Sometimes, when I don’t see the rock jutting out of the path and I hit it, apples spill everywhere. The apple cart is overturned. When that happens I’m done. It’s not a nuclear meltdown. It’s not a series of panic attacks. It’s inexplicable.
Well it has happened. I was being exceptionally careful because apples had been bouncing out lately. Job stress, weight concerns, finances, vacation time, grandbaby on the way, and the other usual adult stressors. But then my hubby was in a car accident. He was fine. It wasn’t his fault. Other driver was fine. But I didn’t see that rock. The apple cart overturned. I didn’t think it was happening. But the day after the accident, the cart was empty and my apples were scattered everywhere.
I’m there now and I don’t know how to get out.
I’m mad at myself. The self-loathing is back. A distraction, perhaps. So I don’t have to gather those damn apples up. I can’t do anything right. I talk too much.
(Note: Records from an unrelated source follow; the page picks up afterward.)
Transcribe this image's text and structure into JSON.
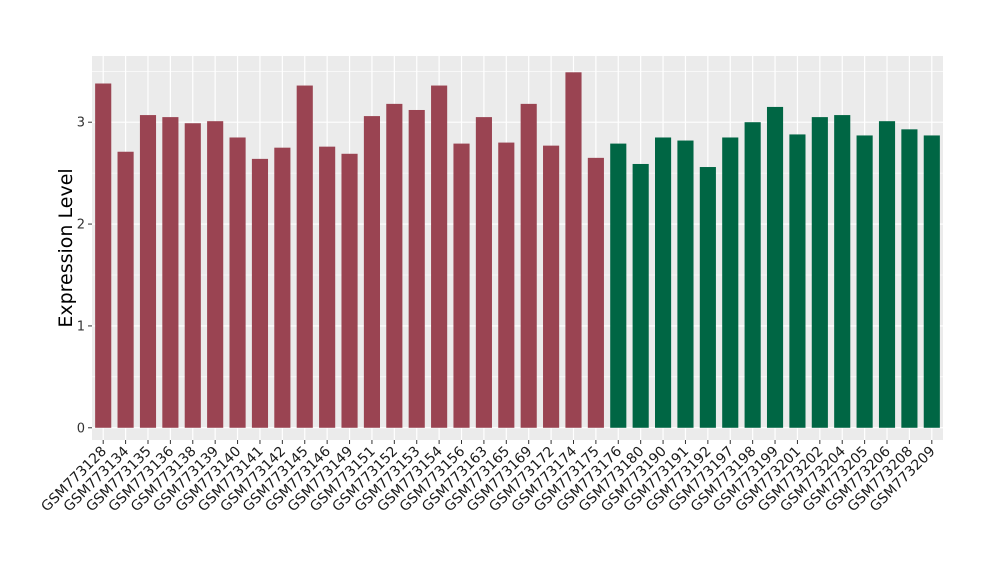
{
  "chart_data": {
    "type": "bar",
    "title": "",
    "xlabel": "",
    "ylabel": "Expression Level",
    "ylim": [
      -0.12,
      3.65
    ],
    "yticks": [
      0,
      1,
      2,
      3
    ],
    "grid": true,
    "legend": "none",
    "colors": {
      "group1": "#9a4452",
      "group2": "#006644",
      "panel": "#ebebeb",
      "gridline": "#ffffff"
    },
    "categories": [
      "GSM773128",
      "GSM773134",
      "GSM773135",
      "GSM773136",
      "GSM773138",
      "GSM773139",
      "GSM773140",
      "GSM773141",
      "GSM773142",
      "GSM773145",
      "GSM773146",
      "GSM773149",
      "GSM773151",
      "GSM773152",
      "GSM773153",
      "GSM773154",
      "GSM773156",
      "GSM773163",
      "GSM773165",
      "GSM773169",
      "GSM773172",
      "GSM773174",
      "GSM773175",
      "GSM773176",
      "GSM773180",
      "GSM773190",
      "GSM773191",
      "GSM773192",
      "GSM773197",
      "GSM773198",
      "GSM773199",
      "GSM773201",
      "GSM773202",
      "GSM773204",
      "GSM773205",
      "GSM773206",
      "GSM773208",
      "GSM773209"
    ],
    "values": [
      3.38,
      2.71,
      3.07,
      3.05,
      2.99,
      3.01,
      2.85,
      2.64,
      2.75,
      3.36,
      2.76,
      2.69,
      3.06,
      3.18,
      3.12,
      3.36,
      2.79,
      3.05,
      2.8,
      3.18,
      2.77,
      3.49,
      2.65,
      2.79,
      2.59,
      2.85,
      2.82,
      2.56,
      2.85,
      3.0,
      3.15,
      2.88,
      3.05,
      3.07,
      2.87,
      3.01,
      2.93,
      2.87
    ],
    "groups": [
      1,
      1,
      1,
      1,
      1,
      1,
      1,
      1,
      1,
      1,
      1,
      1,
      1,
      1,
      1,
      1,
      1,
      1,
      1,
      1,
      1,
      1,
      1,
      2,
      2,
      2,
      2,
      2,
      2,
      2,
      2,
      2,
      2,
      2,
      2,
      2,
      2,
      2
    ]
  }
}
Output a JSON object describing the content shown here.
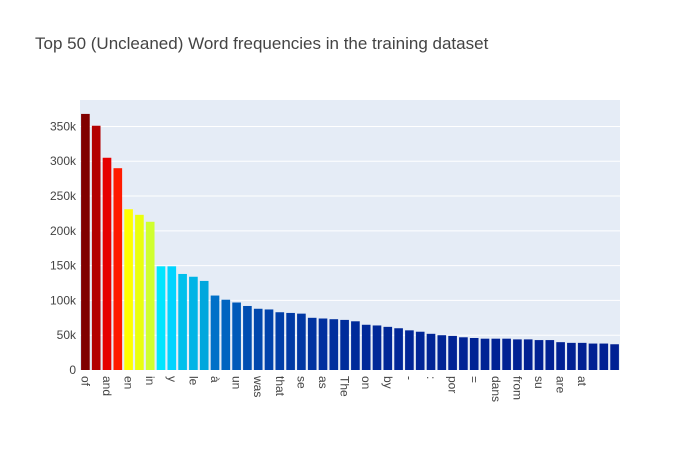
{
  "chart_data": {
    "type": "bar",
    "title": "Top 50 (Uncleaned) Word frequencies in the training dataset",
    "xlabel": "",
    "ylabel": "",
    "ylim": [
      0,
      388000
    ],
    "y_ticks": [
      0,
      50000,
      100000,
      150000,
      200000,
      250000,
      300000,
      350000
    ],
    "y_tick_labels": [
      "0",
      "50k",
      "100k",
      "150k",
      "200k",
      "250k",
      "300k",
      "350k"
    ],
    "grid": true,
    "legend": "none",
    "categories": [
      "of",
      "",
      "and",
      "",
      "en",
      "",
      "in",
      "",
      "y",
      "",
      "le",
      "",
      "à",
      "",
      "un",
      "",
      "was",
      "",
      "that",
      "",
      "se",
      "",
      "as",
      "",
      "The",
      "",
      "on",
      "",
      "by",
      "",
      "-",
      "",
      ":",
      "",
      "por",
      "",
      "=",
      "",
      "dans",
      "",
      "from",
      "",
      "su",
      "",
      "are",
      "",
      "at",
      "",
      "",
      ""
    ],
    "x_tick_labels": [
      "of",
      "and",
      "en",
      "in",
      "y",
      "le",
      "à",
      "un",
      "was",
      "that",
      "se",
      "as",
      "The",
      "on",
      "by",
      "-",
      ":",
      "por",
      "=",
      "dans",
      "from",
      "su",
      "are",
      "at"
    ],
    "values": [
      368000,
      351000,
      305000,
      290000,
      231000,
      223000,
      213000,
      149000,
      149000,
      138000,
      134000,
      128000,
      107000,
      101000,
      97000,
      92000,
      88000,
      87000,
      83000,
      82000,
      81000,
      75000,
      74000,
      73000,
      72000,
      70000,
      65000,
      64000,
      62000,
      60000,
      57000,
      55000,
      52000,
      50000,
      49000,
      47000,
      46000,
      45000,
      45000,
      45000,
      44000,
      44000,
      43000,
      43000,
      40000,
      39000,
      39000,
      38000,
      38000,
      37000
    ],
    "colors": [
      "#800000",
      "#b30000",
      "#e60000",
      "#ff1a00",
      "#ffff00",
      "#eaff0d",
      "#d0ff2f",
      "#00e5ff",
      "#00d4ff",
      "#00c0ec",
      "#00b4e6",
      "#00a7dd",
      "#0070c8",
      "#0064c0",
      "#005ab9",
      "#004eb2",
      "#0047ad",
      "#0042ab",
      "#003ea8",
      "#003aa5",
      "#0037a3",
      "#0033a0",
      "#00309f",
      "#002e9d",
      "#002c9b",
      "#002a9a",
      "#002999",
      "#002898",
      "#002797",
      "#002697",
      "#002596",
      "#002596",
      "#002495",
      "#002495",
      "#002395",
      "#002395",
      "#002394",
      "#002294",
      "#002294",
      "#002294",
      "#002294",
      "#002193",
      "#002193",
      "#002193",
      "#002193",
      "#002193",
      "#002093",
      "#002093",
      "#002093",
      "#002093"
    ]
  }
}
I beat myself up for the way I look. I’m constantly begging for validation and refuse to accept it when I get it. It will NEVER get better (that is sarcasm). Ugh. I hate that I hate myself. God bless the patience of my husband.
I feel like I am reaching out for that thin wire to pull myself up. Back up to the land of the sane. I hate this place. I’m numb, but my brain is hypersensitive. It “hurts”. The sounds, feelings, emotions, nerves….all raw. My brain feels like my skin does during a migraine. I can feel pressure changes, or so it seems. Hypersensitive. I want to cry, but can’t. I want to laugh, but can’t.
I know it will pass. But I m here now. And I hate it.